21.   Mr. Taylor also says that Mr. Momro damaged walls, floors, a washer, and a dryer, by splashing paint on them. Mr. Momro says the house was under construction, so the Taylors told him not to worry about masking the walls or beams, or about paint drops on unfinished floors. I find the photos in evidence clearly show that the house was being renovated, with several walls unpainted or damaged and in need of paint, and unfinished floors and stairs. The photos show some small paint drops on the unfinished floors and stairs, which were worn and somewhat soiled. There are also some very small paint streaks on ceiling beams and trim, and some areas of what appears to be overspray onto the walls adjacent to the ceiling.

22.   Given the unfinished state of the house, I find it more likely than not that the Taylors told Mr. Momro such overspray was allowed. Even if they did not, the Taylors do not directly deny Mr. Momro’s submission that they intended to paint over, or install flooring over, all of the oversprayed and paint-dabbed areas anyway, which I find means that the paint caused no permanent damage. Further, the Taylors submitted no evidence showing that they were unable to remove any paint overspray, such as around the base of the light fixture, or that it cost them anything to clean up excess paint. Finally, there is no evidence before me showing any paint drops on a washer, dryer, or finished laminate floors, as alleged by the Taylors.

23.   For the above reasons, I find the evidence does not show that Mr. Momro’s painting work was deficient or caused unauthorized damage to the Taylors’ home, and the cost of repairing that alleged damage is unproven in any event. I dismiss Mr. Taylor’s $5,000 counterclaim.

CRT Fees, Expenses, and Interest

24.   The Court Order Interest Act (COIA) applies to the CRT. I find that under the COIA, Mr. Momro is entitled to pre-judgment interest on the $500 owing, reasonably calculated from the date of his August 14, 2021 email requesting payment, until the date of this decision. This equals $1.94.

25.   Under section 49 of the CRTA, and the CRT rules, the CRT will generally order an unsuccessful party to reimburse a successful party for CRT fees and reasonable dispute-related expenses. Here, Mr. Momro was partly successful in his claim, but I find he was awarded the same $500 amount that the Taylors offered before this CRT dispute began. Having received no more than he could have received without making his CRT claim, I decline to order reimbursement of Mr. Momro’s CRT fees for that claim. Mr. Taylor paid no fees for Mr. Momro’s CRT claim. Mr. Taylor was unsuccessful in his counterclaim, but Mr. Momro paid no counterclaim fees. Neither party claimed CRT dispute-related expenses. So, I order no reimbursements.

ORDERS

26.   Within 30 days of the date of this decision, I order the Taylors to pay Mr. Momro a total of $501.94, broken down as follows:

a.    $500 in debt, and

b.    $1.94 in pre-judgment interest under the Court Order Interest Act.

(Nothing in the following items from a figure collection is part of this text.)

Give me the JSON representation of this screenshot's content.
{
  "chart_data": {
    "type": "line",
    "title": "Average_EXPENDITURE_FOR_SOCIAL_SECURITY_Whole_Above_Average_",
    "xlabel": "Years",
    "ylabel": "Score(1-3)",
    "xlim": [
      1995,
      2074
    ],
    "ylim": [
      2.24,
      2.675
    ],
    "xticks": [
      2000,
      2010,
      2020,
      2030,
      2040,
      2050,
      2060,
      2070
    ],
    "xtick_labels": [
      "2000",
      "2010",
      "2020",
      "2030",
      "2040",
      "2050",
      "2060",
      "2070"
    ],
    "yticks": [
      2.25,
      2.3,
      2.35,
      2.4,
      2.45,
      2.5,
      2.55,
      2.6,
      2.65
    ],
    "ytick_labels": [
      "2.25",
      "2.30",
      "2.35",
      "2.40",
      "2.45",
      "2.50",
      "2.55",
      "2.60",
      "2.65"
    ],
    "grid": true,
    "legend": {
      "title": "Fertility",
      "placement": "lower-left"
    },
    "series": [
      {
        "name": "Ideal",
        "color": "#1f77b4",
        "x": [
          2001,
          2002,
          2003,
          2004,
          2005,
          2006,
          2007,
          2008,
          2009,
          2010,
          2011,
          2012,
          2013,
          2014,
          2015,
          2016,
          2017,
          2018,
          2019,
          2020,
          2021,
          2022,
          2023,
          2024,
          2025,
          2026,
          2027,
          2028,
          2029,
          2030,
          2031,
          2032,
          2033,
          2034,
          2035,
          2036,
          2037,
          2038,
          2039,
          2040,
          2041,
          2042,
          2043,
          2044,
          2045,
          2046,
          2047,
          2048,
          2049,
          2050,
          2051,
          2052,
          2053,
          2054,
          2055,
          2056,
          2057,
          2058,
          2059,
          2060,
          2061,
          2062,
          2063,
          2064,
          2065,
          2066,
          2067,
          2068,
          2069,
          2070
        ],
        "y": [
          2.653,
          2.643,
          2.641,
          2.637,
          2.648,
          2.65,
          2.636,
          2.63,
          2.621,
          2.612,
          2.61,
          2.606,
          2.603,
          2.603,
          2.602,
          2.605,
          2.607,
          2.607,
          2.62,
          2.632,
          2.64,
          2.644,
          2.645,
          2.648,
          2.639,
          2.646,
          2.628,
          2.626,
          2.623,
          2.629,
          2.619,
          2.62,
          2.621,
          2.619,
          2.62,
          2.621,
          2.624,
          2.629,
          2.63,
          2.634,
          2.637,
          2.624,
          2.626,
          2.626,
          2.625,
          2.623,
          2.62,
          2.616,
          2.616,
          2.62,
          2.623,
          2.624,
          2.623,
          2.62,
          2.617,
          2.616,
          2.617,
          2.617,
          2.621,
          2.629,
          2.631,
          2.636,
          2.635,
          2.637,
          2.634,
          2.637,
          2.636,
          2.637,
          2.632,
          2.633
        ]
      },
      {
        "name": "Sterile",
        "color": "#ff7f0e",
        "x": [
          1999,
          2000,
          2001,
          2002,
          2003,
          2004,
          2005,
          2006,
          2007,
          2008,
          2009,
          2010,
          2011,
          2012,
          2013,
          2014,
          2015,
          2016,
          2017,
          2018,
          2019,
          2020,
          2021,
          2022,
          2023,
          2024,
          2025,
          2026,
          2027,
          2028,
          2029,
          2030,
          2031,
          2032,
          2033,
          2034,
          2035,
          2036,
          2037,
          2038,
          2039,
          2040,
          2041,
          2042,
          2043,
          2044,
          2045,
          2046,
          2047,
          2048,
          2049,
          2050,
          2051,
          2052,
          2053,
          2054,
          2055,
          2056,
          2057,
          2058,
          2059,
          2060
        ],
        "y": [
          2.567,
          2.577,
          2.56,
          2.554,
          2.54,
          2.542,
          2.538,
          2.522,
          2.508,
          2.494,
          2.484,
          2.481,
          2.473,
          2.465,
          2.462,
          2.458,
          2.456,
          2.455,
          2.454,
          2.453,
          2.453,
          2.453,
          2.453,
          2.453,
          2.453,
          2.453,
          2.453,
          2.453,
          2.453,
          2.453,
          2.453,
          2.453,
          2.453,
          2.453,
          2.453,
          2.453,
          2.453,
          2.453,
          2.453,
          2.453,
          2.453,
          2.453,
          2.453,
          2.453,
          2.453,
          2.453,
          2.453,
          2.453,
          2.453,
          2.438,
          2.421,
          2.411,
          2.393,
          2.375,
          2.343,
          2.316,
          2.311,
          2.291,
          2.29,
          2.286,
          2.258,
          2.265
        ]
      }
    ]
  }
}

27.   Mr. Momro is also entitled to post-judgment interest under the Court Order Interest Act, as applicable.

28.   I dismiss Mr. Taylor’s counterclaim.

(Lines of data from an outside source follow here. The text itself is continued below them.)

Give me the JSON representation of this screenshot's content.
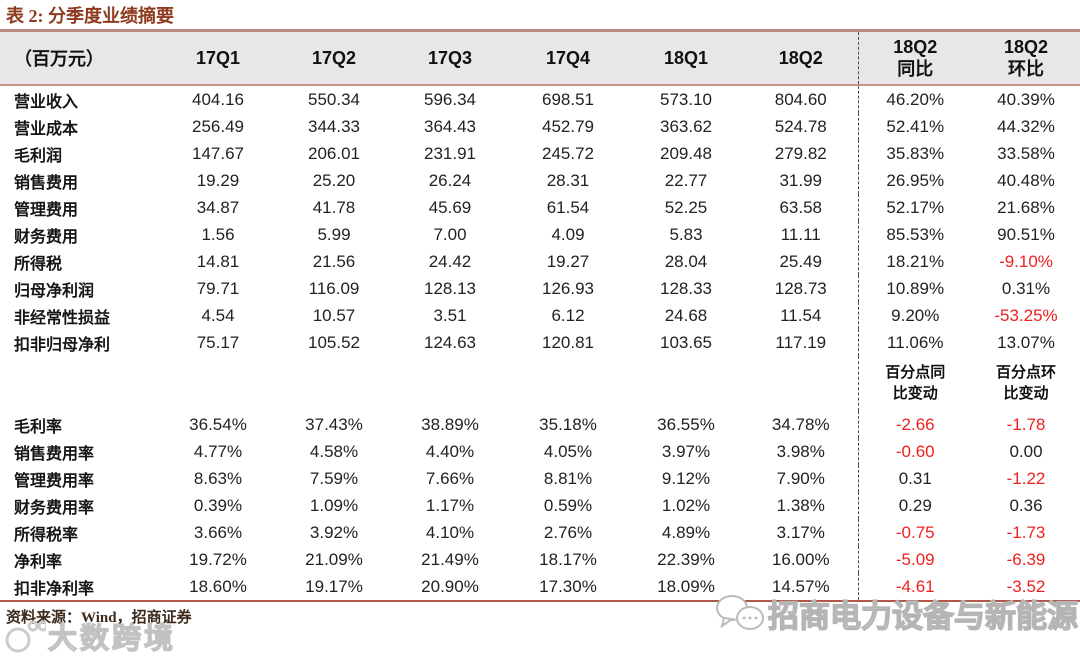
{
  "title": "表 2: 分季度业绩摘要",
  "table": {
    "unit_header": "（百万元）",
    "quarter_columns": [
      "17Q1",
      "17Q2",
      "17Q3",
      "17Q4",
      "18Q1",
      "18Q2"
    ],
    "change_columns": [
      {
        "line1": "18Q2",
        "line2": "同比"
      },
      {
        "line1": "18Q2",
        "line2": "环比"
      }
    ],
    "pp_headers": [
      {
        "line1": "百分点同",
        "line2": "比变动"
      },
      {
        "line1": "百分点环",
        "line2": "比变动"
      }
    ],
    "money_rows": [
      {
        "label": "营业收入",
        "values": [
          "404.16",
          "550.34",
          "596.34",
          "698.51",
          "573.10",
          "804.60"
        ],
        "yoy": "46.20%",
        "qoq": "40.39%"
      },
      {
        "label": "营业成本",
        "values": [
          "256.49",
          "344.33",
          "364.43",
          "452.79",
          "363.62",
          "524.78"
        ],
        "yoy": "52.41%",
        "qoq": "44.32%"
      },
      {
        "label": "毛利润",
        "values": [
          "147.67",
          "206.01",
          "231.91",
          "245.72",
          "209.48",
          "279.82"
        ],
        "yoy": "35.83%",
        "qoq": "33.58%"
      },
      {
        "label": "销售费用",
        "values": [
          "19.29",
          "25.20",
          "26.24",
          "28.31",
          "22.77",
          "31.99"
        ],
        "yoy": "26.95%",
        "qoq": "40.48%"
      },
      {
        "label": "管理费用",
        "values": [
          "34.87",
          "41.78",
          "45.69",
          "61.54",
          "52.25",
          "63.58"
        ],
        "yoy": "52.17%",
        "qoq": "21.68%"
      },
      {
        "label": "财务费用",
        "values": [
          "1.56",
          "5.99",
          "7.00",
          "4.09",
          "5.83",
          "11.11"
        ],
        "yoy": "85.53%",
        "qoq": "90.51%"
      },
      {
        "label": "所得税",
        "values": [
          "14.81",
          "21.56",
          "24.42",
          "19.27",
          "28.04",
          "25.49"
        ],
        "yoy": "18.21%",
        "qoq": "-9.10%"
      },
      {
        "label": "归母净利润",
        "values": [
          "79.71",
          "116.09",
          "128.13",
          "126.93",
          "128.33",
          "128.73"
        ],
        "yoy": "10.89%",
        "qoq": "0.31%"
      },
      {
        "label": "非经常性损益",
        "values": [
          "4.54",
          "10.57",
          "3.51",
          "6.12",
          "24.68",
          "11.54"
        ],
        "yoy": "9.20%",
        "qoq": "-53.25%"
      },
      {
        "label": "扣非归母净利",
        "values": [
          "75.17",
          "105.52",
          "124.63",
          "120.81",
          "103.65",
          "117.19"
        ],
        "yoy": "11.06%",
        "qoq": "13.07%"
      }
    ],
    "ratio_rows": [
      {
        "label": "毛利率",
        "values": [
          "36.54%",
          "37.43%",
          "38.89%",
          "35.18%",
          "36.55%",
          "34.78%"
        ],
        "yoy": "-2.66",
        "qoq": "-1.78"
      },
      {
        "label": "销售费用率",
        "values": [
          "4.77%",
          "4.58%",
          "4.40%",
          "4.05%",
          "3.97%",
          "3.98%"
        ],
        "yoy": "-0.60",
        "qoq": "0.00"
      },
      {
        "label": "管理费用率",
        "values": [
          "8.63%",
          "7.59%",
          "7.66%",
          "8.81%",
          "9.12%",
          "7.90%"
        ],
        "yoy": "0.31",
        "qoq": "-1.22"
      },
      {
        "label": "财务费用率",
        "values": [
          "0.39%",
          "1.09%",
          "1.17%",
          "0.59%",
          "1.02%",
          "1.38%"
        ],
        "yoy": "0.29",
        "qoq": "0.36"
      },
      {
        "label": "所得税率",
        "values": [
          "3.66%",
          "3.92%",
          "4.10%",
          "2.76%",
          "4.89%",
          "3.17%"
        ],
        "yoy": "-0.75",
        "qoq": "-1.73"
      },
      {
        "label": "净利率",
        "values": [
          "19.72%",
          "21.09%",
          "21.49%",
          "18.17%",
          "22.39%",
          "16.00%"
        ],
        "yoy": "-5.09",
        "qoq": "-6.39"
      },
      {
        "label": "扣非净利率",
        "values": [
          "18.60%",
          "19.17%",
          "20.90%",
          "17.30%",
          "18.09%",
          "14.57%"
        ],
        "yoy": "-4.61",
        "qoq": "-3.52"
      }
    ]
  },
  "footer": {
    "source": "资料来源：Wind，招商证券"
  },
  "watermarks": {
    "bottom_left": "大数跨境",
    "bottom_right": "招商电力设备与新能源"
  },
  "colors": {
    "title": "#8e3a1f",
    "top_line": "#bd8a82",
    "header_underline": "#c9938b",
    "bottom_line": "#b1584a",
    "header_bg": "#e7e7e7",
    "negative_red": "#ee2020",
    "text": "#222222"
  }
}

29.   Under section 48 of the CRTA, the CRT will not provide the parties with the Order giving final effect to this decision until the time for making a notice of objection under section 56.1(2) has expired and no notice of objection has been made. The time for filing a notice of objection is 28 days after the party receives notice of the CRT’s final decision.

30.   Under section 58.1 of the CRTA, a validated copy of the CRT’s order can be enforced through the Provincial Court of British Columbia. A CRT order can only be enforced if it is an approved consent resolution order, or, if no objection has been made and the time for filing a notice of objection has passed. Once filed, a CRT order has the same force and effect as an order of the Provincial Court of British Columbia.